It’s all a part of living on the east coast of a continent bordered by a vast pool of warm ocean waters.  The warm waters provide the potential energy to small areas of disturbed and squally weather.  Eventually, the showery and squally weather will feed off this vast region of warm water and develop into massive engines of energy, capable of producing widespread damage, injury and death.  Actually, we happen to live in an area where just such ingredients are also available to our south in the Caribbean, as well as the Gulf of Mexico.  Of course, I’m speaking of the hurricane.


            The fact is, however, the chance of getting hit by a hurricane in any one year is rather small.  For our area it’s less than a 10% chance in any given year.  Officially, the hurricane season runs from June 1 through November 30.  Our chances are greatest during August and September, but as we all must realize, a hurricane is possible anytime during the year, but is most likely during the six- month hurricane season.


            Hurricanes are a natural phenomenon.  In fact, hurricanes are a very efficient system our atmosphere has come up with to move heat and moisture around the globe.  The bottom line to the earth’s weather systems is that they try to redistribute excess heat and moisture from equatorial areas toward the poles, which suffer from a deficiency of heat and moisture.  The easy way to look at this is that the sun heats the earth unequally.  The earth’s atmosphere is trying in vain to equalize things across the globe.  As it turns out, the hurricane is a very efficient system of heat and moisture transport.
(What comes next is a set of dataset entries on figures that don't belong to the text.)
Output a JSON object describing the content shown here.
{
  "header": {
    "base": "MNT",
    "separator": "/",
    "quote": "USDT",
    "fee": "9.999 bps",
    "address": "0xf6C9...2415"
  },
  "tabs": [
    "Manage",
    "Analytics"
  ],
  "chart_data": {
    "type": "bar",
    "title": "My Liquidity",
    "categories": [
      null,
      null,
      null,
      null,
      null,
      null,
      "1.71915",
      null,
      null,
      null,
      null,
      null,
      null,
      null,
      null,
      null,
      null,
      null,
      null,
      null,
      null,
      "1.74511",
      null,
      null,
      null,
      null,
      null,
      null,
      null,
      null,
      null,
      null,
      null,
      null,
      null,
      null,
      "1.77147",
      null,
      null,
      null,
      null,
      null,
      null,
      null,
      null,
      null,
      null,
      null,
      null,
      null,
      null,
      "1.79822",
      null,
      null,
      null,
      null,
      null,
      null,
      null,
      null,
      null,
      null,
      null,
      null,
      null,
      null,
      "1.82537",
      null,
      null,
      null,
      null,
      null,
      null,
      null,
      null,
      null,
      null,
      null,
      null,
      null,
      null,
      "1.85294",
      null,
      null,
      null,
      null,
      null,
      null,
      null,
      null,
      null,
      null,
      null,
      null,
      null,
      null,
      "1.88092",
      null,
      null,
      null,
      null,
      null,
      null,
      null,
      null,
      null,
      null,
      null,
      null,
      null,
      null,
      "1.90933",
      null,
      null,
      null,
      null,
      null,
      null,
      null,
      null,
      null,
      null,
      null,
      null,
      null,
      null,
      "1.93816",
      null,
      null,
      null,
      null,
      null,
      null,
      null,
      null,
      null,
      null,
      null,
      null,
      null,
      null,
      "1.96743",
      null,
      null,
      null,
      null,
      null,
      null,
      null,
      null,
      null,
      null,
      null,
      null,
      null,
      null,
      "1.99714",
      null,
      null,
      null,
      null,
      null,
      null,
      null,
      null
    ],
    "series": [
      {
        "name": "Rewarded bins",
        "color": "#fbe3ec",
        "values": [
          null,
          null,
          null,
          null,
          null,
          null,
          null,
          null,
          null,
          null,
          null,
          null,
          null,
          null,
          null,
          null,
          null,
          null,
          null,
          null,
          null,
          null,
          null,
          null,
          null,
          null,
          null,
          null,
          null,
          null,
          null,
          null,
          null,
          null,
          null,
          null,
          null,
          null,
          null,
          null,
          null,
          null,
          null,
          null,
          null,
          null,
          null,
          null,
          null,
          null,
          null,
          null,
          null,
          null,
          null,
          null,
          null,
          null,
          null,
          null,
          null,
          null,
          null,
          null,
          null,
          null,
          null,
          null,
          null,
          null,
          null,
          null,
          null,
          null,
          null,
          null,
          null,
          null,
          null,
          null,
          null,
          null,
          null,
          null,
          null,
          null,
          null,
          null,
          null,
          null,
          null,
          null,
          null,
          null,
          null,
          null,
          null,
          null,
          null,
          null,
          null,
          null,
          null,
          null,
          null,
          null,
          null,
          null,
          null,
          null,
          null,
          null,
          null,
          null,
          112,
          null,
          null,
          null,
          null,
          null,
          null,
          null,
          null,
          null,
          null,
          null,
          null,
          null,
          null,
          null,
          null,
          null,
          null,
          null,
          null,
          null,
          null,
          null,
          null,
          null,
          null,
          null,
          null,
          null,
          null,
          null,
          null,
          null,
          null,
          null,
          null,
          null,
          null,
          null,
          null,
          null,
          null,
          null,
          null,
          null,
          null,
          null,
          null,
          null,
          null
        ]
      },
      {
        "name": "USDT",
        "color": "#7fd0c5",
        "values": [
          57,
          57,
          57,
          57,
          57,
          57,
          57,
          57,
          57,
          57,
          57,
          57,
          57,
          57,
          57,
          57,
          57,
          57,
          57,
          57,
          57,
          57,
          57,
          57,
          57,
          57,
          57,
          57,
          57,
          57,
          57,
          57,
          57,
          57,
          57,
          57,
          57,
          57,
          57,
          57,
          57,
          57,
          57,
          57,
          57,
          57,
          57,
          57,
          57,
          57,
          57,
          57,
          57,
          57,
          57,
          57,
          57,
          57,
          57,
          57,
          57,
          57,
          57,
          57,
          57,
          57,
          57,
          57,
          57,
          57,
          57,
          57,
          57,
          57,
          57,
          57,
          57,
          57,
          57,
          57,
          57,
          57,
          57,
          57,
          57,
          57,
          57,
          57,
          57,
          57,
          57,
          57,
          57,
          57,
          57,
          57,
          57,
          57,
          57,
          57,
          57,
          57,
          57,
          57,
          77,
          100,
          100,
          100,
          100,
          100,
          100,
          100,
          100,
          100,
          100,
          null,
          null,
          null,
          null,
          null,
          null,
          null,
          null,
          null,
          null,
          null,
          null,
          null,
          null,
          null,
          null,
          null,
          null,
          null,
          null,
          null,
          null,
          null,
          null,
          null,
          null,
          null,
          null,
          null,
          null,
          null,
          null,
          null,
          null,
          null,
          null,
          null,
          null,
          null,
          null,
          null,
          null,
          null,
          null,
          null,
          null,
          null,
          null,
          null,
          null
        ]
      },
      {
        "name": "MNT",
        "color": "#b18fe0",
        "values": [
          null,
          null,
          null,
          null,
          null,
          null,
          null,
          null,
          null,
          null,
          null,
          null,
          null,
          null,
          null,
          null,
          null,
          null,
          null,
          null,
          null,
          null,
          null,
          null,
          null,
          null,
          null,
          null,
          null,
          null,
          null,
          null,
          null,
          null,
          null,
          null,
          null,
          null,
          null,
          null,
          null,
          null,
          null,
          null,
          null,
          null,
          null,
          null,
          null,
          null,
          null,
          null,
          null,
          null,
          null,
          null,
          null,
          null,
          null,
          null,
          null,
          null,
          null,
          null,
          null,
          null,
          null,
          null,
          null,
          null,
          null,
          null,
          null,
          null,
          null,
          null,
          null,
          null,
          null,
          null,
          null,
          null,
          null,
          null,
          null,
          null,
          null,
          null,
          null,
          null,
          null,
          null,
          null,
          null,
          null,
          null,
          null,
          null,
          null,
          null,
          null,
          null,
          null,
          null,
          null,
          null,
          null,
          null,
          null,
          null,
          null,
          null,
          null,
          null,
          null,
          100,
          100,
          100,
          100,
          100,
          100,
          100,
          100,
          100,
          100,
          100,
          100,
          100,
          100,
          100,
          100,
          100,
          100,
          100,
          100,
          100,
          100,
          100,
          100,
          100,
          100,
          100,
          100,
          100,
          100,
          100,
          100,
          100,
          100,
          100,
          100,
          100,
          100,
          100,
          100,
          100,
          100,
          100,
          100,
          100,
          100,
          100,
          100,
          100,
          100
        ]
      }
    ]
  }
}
            The energy in hurricanes can be amazing, amounting to the equivalent of hundreds of nuclear bombs exploding every minute.  As a matter of fact, during the life of a single moderate to strong hurricane, it is estimated that enough energy is produced by the storm to supply our entire country with all its power needs for two to three years.


            So, here we sit, on the coast, vulnerable to one of nature’s most powerful and destructive forces.  The good news is that these storms kill relatively few people, and there are things you can do to minimize damage to property.  By following the information provided in our guide, you can become storm-ready and as safe as possible.


            Remember that although chances of getting hit are low, we do get hit, sometimes more than once in a season.